Bilgi ve iletişim teknolojilerindeki gelişmeler ve küreselleşmenin etkisiyle dünya genelindeki koşullar
değişmiş ve küresel bir bilgi ekonomisi ortaya çıkmıştır. Dünya ekonomisinde yaşanan bu değişimler
ve oluşan fırsatlar yeni bir girişimsel toplum yaratarak ekonomideki en küçük aktör olan girişimcinin
gücünü arttırmış ve küresel ekonominin oluşumunda girişimcinin en önemli aktör konumuna
gelmesini sağlamıştır. Tarihin ilk çağlarından beri yeni iş imkanları yaratmak keşfetmek veya
tanımlamak ve bu imkanları ekonomik kazanç için yeni girişimlerde kullanmak insan yaşamında daima
önemli olmuştur.

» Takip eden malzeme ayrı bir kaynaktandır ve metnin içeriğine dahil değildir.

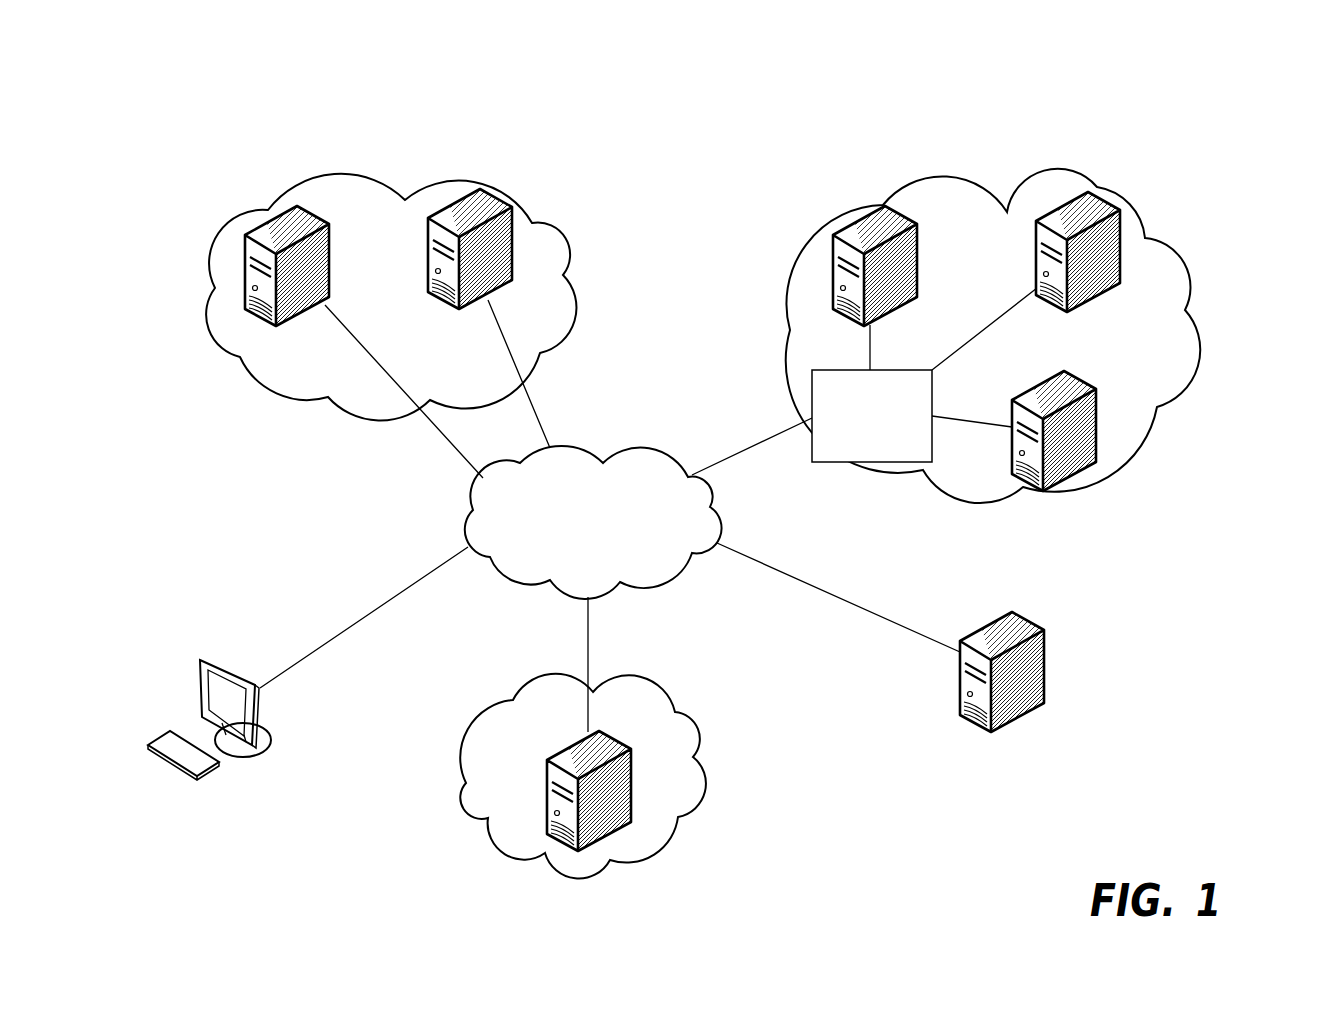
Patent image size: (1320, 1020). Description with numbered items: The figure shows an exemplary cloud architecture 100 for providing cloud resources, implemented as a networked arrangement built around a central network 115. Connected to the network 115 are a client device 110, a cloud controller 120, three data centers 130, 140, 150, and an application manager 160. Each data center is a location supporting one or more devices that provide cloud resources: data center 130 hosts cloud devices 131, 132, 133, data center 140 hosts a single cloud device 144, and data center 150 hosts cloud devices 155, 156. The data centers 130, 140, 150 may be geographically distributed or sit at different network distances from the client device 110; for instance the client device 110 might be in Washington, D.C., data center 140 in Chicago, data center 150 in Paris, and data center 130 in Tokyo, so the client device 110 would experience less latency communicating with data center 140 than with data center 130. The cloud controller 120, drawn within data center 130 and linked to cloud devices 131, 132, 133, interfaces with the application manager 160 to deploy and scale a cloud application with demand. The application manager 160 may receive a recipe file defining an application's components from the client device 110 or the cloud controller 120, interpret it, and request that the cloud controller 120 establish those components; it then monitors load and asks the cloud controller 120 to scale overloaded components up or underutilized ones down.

The cloud architecture 100 is at (228, 84).
The client device 110 is at (210, 653).
The network 115 is at (632, 448).
The cloud controller 120 is at (872, 462).
The data center 130 is at (1200, 335).
The cloud device 131 is at (838, 232).
The cloud device 132 is at (1105, 200).
The cloud device 133 is at (1099, 387).
The data center 140 is at (705, 775).
The cloud device 144 is at (577, 743).
The data center 150 is at (578, 293).
The cloud device 155 is at (297, 205).
The cloud device 156 is at (480, 187).
The application manager 160 is at (1027, 620).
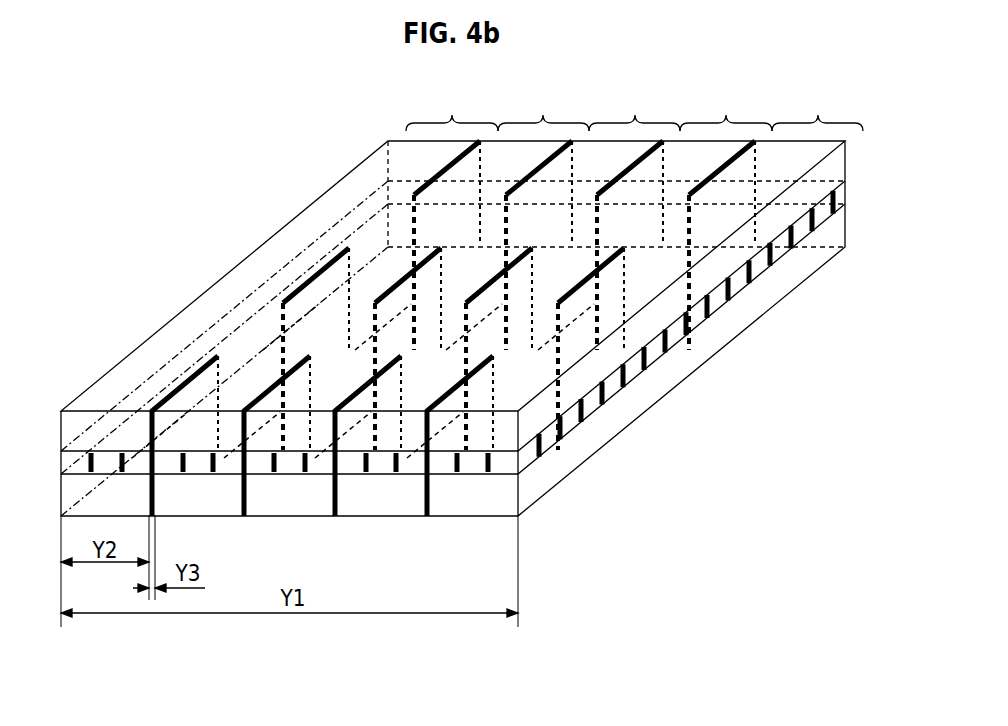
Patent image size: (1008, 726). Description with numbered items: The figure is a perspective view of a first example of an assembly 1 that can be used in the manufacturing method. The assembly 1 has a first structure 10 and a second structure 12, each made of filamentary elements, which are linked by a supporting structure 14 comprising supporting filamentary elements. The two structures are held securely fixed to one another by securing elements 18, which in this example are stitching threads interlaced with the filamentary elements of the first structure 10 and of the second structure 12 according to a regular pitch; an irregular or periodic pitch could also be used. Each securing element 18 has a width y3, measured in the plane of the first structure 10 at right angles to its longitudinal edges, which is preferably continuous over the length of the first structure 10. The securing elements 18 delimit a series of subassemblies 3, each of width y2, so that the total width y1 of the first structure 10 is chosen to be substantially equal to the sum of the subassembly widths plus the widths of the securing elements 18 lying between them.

The assembly 1 is at (641, 62).
The subassembly 3 is at (818, 115).
The first structure 10 is at (780, 218).
The second structure 12 is at (563, 458).
The supporting structure 14 is at (767, 267).
The securing element 18 is at (450, 164).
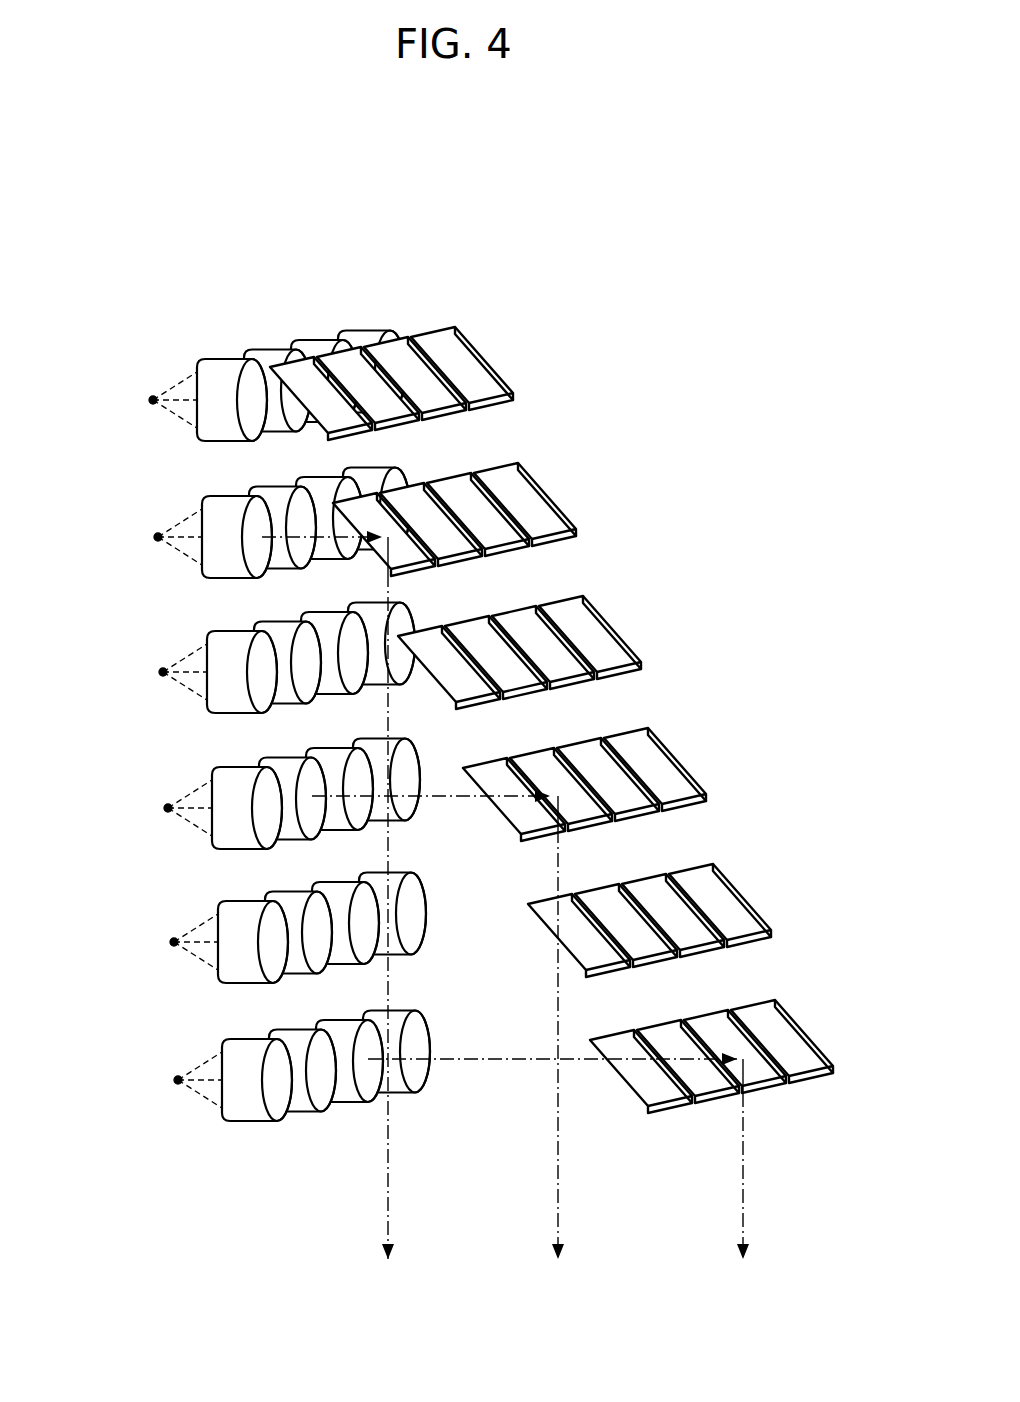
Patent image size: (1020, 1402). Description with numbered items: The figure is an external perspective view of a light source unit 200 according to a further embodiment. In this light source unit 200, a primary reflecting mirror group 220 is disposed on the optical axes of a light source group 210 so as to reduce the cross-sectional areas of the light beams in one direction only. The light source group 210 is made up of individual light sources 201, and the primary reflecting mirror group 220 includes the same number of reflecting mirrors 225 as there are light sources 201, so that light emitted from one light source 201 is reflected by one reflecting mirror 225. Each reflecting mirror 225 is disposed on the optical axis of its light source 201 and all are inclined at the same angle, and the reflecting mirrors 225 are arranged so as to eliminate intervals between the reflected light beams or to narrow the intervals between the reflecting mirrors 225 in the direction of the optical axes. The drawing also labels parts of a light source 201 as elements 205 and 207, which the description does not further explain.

Bu anlamda fırsatlar girişimcilik alanında sınır ve değişim koşullarını tanımlayan
temel kavramlardan biridir. Çünkü bir fırsat olmadan girişimcilik olamaz. Potansiyel bir girişimci son
derece yaratıcı ve çalışkan olabilir fakat hedeflenen bir fırsat olmadan bu karakteristiklerle girişimsel
aktiviteler meydana gelemez. Dolayısıyla fırsatların doğasını açık bir şekilde anlamaksızın girişimciliği
geliştirmeye yönelik akılcı politika ve uygulamalar bulmak mümkün değildir. Bu nedenle girişimsel bir
fırsatın nasıl anlaşıldığı ve nereden geldiğini bilmek oldukça önem arz etmektedir.